The everyday routine of a Filipino family is founded on endurance and survival: surviving the traffic during rush hours, and surviving to make good on their respective jobs; and enduring the heat, the exhaustion, and the every struggle to make ends meet. That is of course unless you are privileged enough to pay someone to do those tasks for you. Yet, even so, life in the Philippines is a game of survival.
In Eduardo Roy Jr.’s Pamilya Ordinaryo, we see people at the very bottom of the food chain, doing what they can to survive. Jane and Aries Ordinaryo (Ronwaldo Martin and Hasmine Kilip) are a teenage couple who have recently given birth to their firstborn, Baby Arjan. They do everything from shoplifting and stealing just to feed the family ‘till fate does its way of getting back when Ertha (Moira Lang), a wolf in sheep’s clothing, takes and kidnaps their son.
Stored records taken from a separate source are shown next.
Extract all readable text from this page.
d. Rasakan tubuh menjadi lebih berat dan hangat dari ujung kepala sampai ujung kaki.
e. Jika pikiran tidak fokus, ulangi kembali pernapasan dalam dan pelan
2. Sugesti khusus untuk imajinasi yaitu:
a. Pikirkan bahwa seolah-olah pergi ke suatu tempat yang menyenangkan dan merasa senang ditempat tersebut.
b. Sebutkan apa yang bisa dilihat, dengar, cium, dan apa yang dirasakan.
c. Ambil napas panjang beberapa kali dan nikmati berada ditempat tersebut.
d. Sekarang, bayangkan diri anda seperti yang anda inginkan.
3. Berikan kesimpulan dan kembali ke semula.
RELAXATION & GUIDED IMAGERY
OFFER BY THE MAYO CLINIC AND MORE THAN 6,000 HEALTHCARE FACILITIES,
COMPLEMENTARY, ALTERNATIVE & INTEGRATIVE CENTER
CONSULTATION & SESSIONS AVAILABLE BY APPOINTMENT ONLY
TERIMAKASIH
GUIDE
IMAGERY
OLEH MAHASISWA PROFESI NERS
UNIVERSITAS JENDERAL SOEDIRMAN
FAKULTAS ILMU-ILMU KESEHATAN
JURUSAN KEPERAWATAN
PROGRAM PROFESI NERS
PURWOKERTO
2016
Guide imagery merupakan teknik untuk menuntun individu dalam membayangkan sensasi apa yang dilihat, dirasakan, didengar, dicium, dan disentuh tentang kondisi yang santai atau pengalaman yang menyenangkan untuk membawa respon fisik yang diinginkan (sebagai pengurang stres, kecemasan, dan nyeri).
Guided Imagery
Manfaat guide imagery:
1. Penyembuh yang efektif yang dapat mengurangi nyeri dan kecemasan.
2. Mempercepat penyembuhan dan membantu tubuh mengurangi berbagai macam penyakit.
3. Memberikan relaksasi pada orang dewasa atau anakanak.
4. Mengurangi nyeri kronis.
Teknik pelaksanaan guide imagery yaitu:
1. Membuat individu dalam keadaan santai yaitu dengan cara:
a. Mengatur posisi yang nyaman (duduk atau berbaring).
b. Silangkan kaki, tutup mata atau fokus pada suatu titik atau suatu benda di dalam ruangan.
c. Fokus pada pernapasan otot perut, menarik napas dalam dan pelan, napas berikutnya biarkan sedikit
Roy succeeds in providing us a gritty and realistic look on sights which we almost actively choose to ignore every time we see them. We have become desensitized to them. Many of the films from our current local indie scene tend to be sprightly, but Pamilya Ordinaryo is downright bleak. It throws mud right at your face, demanding your attention, and giving you no reason not to look without feeling dirty. The “game of survival” for Jane and Aries is no easy task, because it feels like the whole world is their enemy, and that it is up to the audience whether we’re going to root for them or not. The film gives the audience plenty of room to think by showing different scenarios, but in the end, the entirety of the film makes us all want to take a shower after the credits roll.
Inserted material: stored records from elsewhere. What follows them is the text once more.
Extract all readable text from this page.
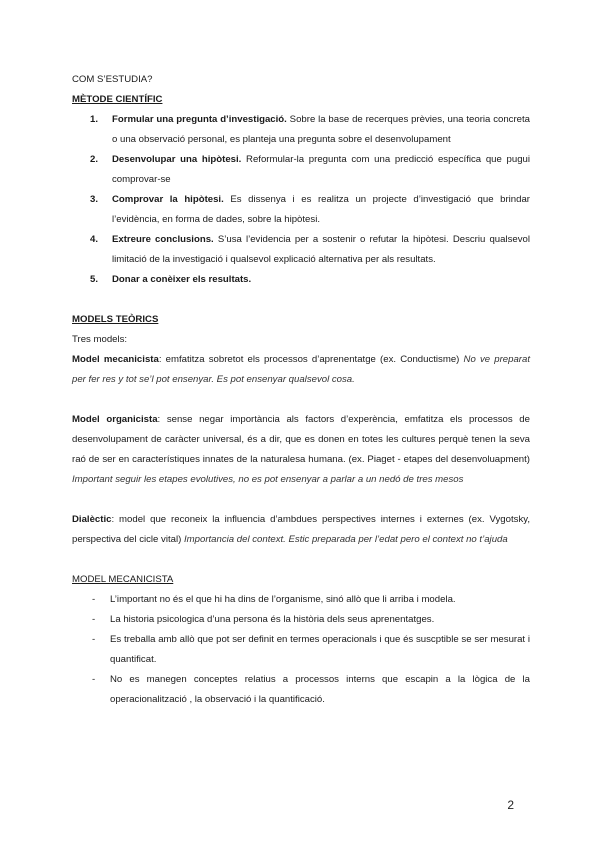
COM S’ESTUDIA?

MÈTODE CIENTÍFIC

1. Formular una pregunta d’investigació. Sobre la base de recerques prèvies, una teoria concreta o una observació personal, es planteja una pregunta sobre el desenvolupament
2. Desenvolupar una hipòtesi. Reformular-la pregunta com una predicció específica que pugui comprovar-se
3. Comprovar la hipòtesi. Es dissenya i es realitza un projecte d’investigació que brindar l’evidència, en forma de dades, sobre la hipòtesi.
4. Extreure conclusions. S’usa l’evidencia per a sostenir o refutar la hipòtesi. Descriu qualsevol limitació de la investigació i qualsevol explicació alternativa per als resultats.
5. Donar a conèixer els resultats.

MODELS TEÒRICS

Tres models:

Model mecanicista: emfatitza sobretot els processos d’aprenentatge (ex. Conductisme) No ve preparat per fer res y tot se’l pot ensenyar. Es pot ensenyar qualsevol cosa.

Model organicista: sense negar importància als factors d’experència, emfatitza els processos de desenvolupament de caràcter universal, és a dir, que es donen en totes les cultures perquè tenen la seva raó de ser en característiques innates de la naturalesa humana. (ex. Piaget - etapes del desenvoluapment) Important seguir les etapes evolutives, no es pot ensenyar a parlar a un nedó de tres mesos

Dialèctic: model que reconeix la influencia d’ambdues perspectives internes i externes (ex. Vygotsky, perspectiva del cicle vital) Importancia del context. Estic preparada per l’edat pero el context no t’ajuda

MODEL MECANICISTA

- L’important no és el que hi ha dins de l’organisme, sinó allò que li arriba i modela.
- La historia psicologica d’una persona és la història dels seus aprenentatges.
- Es treballa amb allò que pot ser definit en termes operacionals i que és suscptible se ser mesurat i quantificat.
- No es manegen conceptes relatius a processos interns que escapin a la lògica de la operacionalització , la observació i la quantificació.
2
The highlight of Roy’s direction is building tension through the lens of CCTV cameras. By placing the camera on bird’s-eye view, Roy is giving us a clue that a crime is bound to happen. And by the time it occurs, all you can do is look and move on. Just like people and their tendency to observe, rant and react, without doing proper actions. In the end, we are not aware that exposure without action leads to exploitation, and that aside from being voyeurs, some of us are merely exploiting rather than helping them.
Casting Martin and Kilip as the leads is a stroke of genius, as they are implicitly believable as the modern-day Bonnie & Clyde of the third-world streets. Kilip sinks her teeth into Jane’s inner pathos and strength, making her character steadfast but heartbreaking. Martin, on the other hand, is pitch-perfect from his ragged looks down to his distinctive batang-kalye accent.
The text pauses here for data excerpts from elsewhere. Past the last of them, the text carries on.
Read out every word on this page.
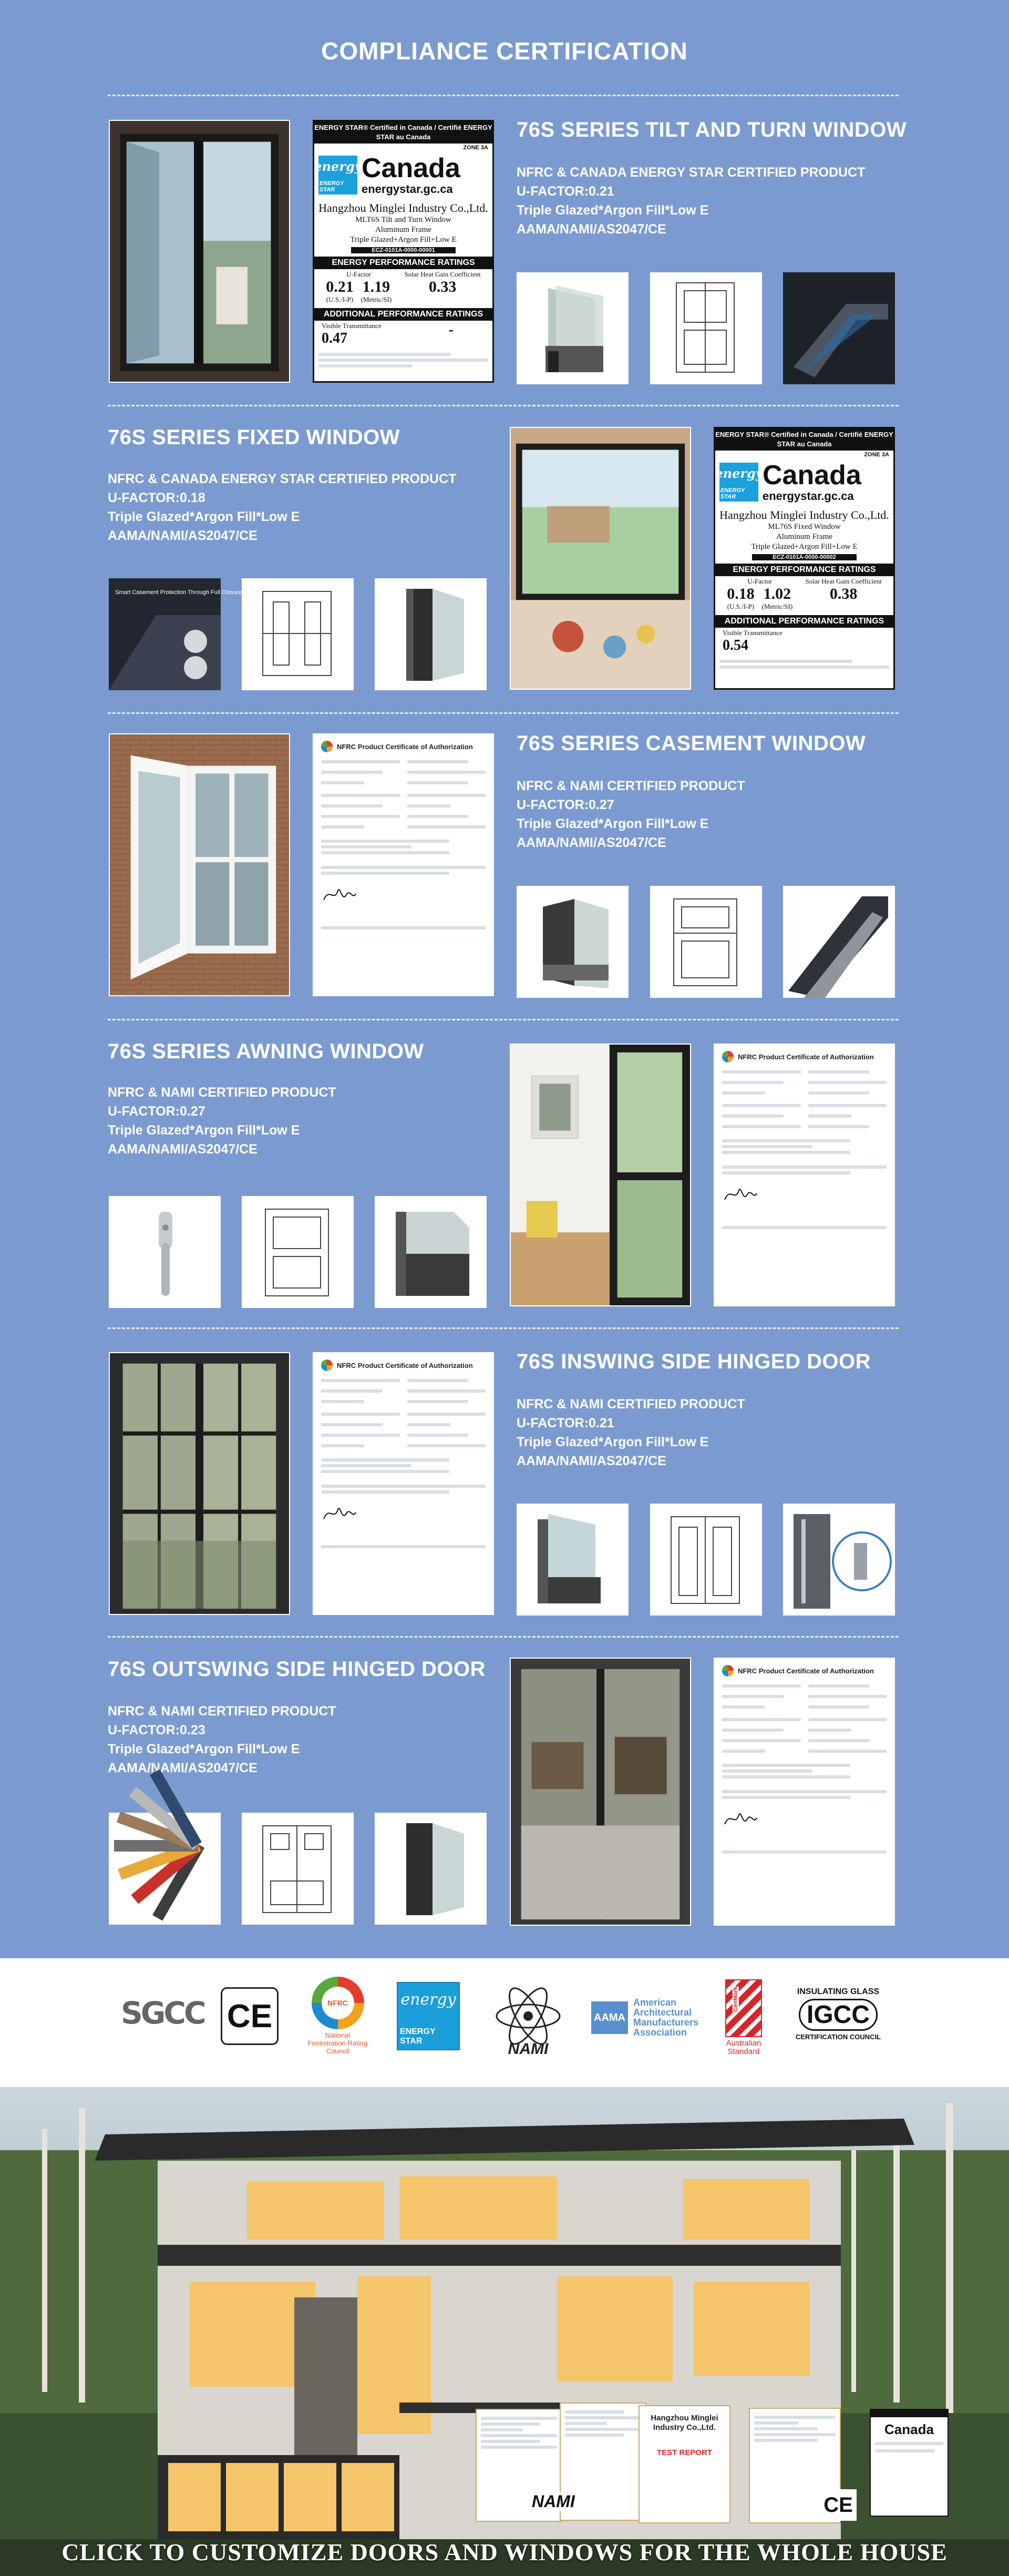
COMPLIANCE CERTIFICATION
ENERGY STAR® Certified in Canada / Certifié ENERGY STAR au Canada
ZONE 3A
energy
ENERGY STAR
Canada
energystar.gc.ca
Hangzhou Minglei Industry Co.,Ltd.
MLT6S Tilt and Turn Window
Aluminum Frame
Triple Glazed+Argon Fill+Low E
ECZ-0101A-0000-00001
ENERGY PERFORMANCE RATINGS
U-Factor
0.21
(U.S./I-P)
1.19
(Metric/SI)
Solar Heat Gain Coefficient
0.33
ADDITIONAL PERFORMANCE RATINGS
Visible Transmittance
0.47
-
76S SERIES TILT AND TURN WINDOW
NFRC & CANADA ENERGY STAR CERTIFIED PRODUCT
U-FACTOR:0.21
Triple Glazed*Argon Fill*Low E
AAMA/NAMI/AS2047/CE
76S SERIES FIXED WINDOW
NFRC & CANADA ENERGY STAR CERTIFIED PRODUCT
U-FACTOR:0.18
Triple Glazed*Argon Fill*Low E
AAMA/NAMI/AS2047/CE
Smart Casement Protection Through Full Closure
ENERGY STAR® Certified in Canada / Certifié ENERGY STAR au Canada
ZONE 3A
energy
ENERGY STAR
Canada
energystar.gc.ca
Hangzhou Minglei Industry Co.,Ltd.
ML76S Fixed Window
Aluminum Frame
Triple Glazed+Argon Fill+Low E
ECZ-0101A-0000-00002
ENERGY PERFORMANCE RATINGS
U-Factor
0.18
(U.S./I-P)
1.02
(Metric/SI)
Solar Heat Gain Coefficient
0.38
ADDITIONAL PERFORMANCE RATINGS
Visible Transmittance
0.54
NFRC Product Certificate of Authorization 76S SERIES CASEMENT WINDOW
NFRC & NAMI CERTIFIED PRODUCT
U-FACTOR:0.27
Triple Glazed*Argon Fill*Low E
AAMA/NAMI/AS2047/CE
76S SERIES AWNING WINDOW
NFRC & NAMI CERTIFIED PRODUCT
U-FACTOR:0.27
Triple Glazed*Argon Fill*Low E
AAMA/NAMI/AS2047/CE
NFRC Product Certificate of Authorization
NFRC Product Certificate of Authorization 76S INSWING SIDE HINGED DOOR
NFRC & NAMI CERTIFIED PRODUCT
U-FACTOR:0.21
Triple Glazed*Argon Fill*Low E
AAMA/NAMI/AS2047/CE
76S OUTSWING SIDE HINGED DOOR
NFRC & NAMI CERTIFIED PRODUCT
U-FACTOR:0.23
Triple Glazed*Argon Fill*Low E
AAMA/NAMI/AS2047/CE
NFRC Product Certificate of Authorization
SGCC CE	NFRC
National Fenestration Rating Council
energy
ENERGY STAR	NAMI
AAMA
American
Architectural
Manufacturers
Association
CertMark
Australian
Standard
INSULATING GLASS
IGCC
CERTIFICATION COUNCIL
Hangzhou Minglei
Industry Co.,Ltd.
TEST REPORT
Canada
NAMI	CE
CLICK TO CUSTOMIZE DOORS AND WINDOWS FOR THE WHOLE HOUSE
Pamilya Ordinaryo may seem a clichéd work by taking the form of “poverty porn” (a term that has become so damaging and elitist) , but the film is less this and more a harsh reminder that poverty still exists in this country and that no matter how many times we choose to ignore it, it will come back and slap us right in the face. Some of us just need to go down from our ivory towers and take a look at what’s really happening below our indulgent, little lives.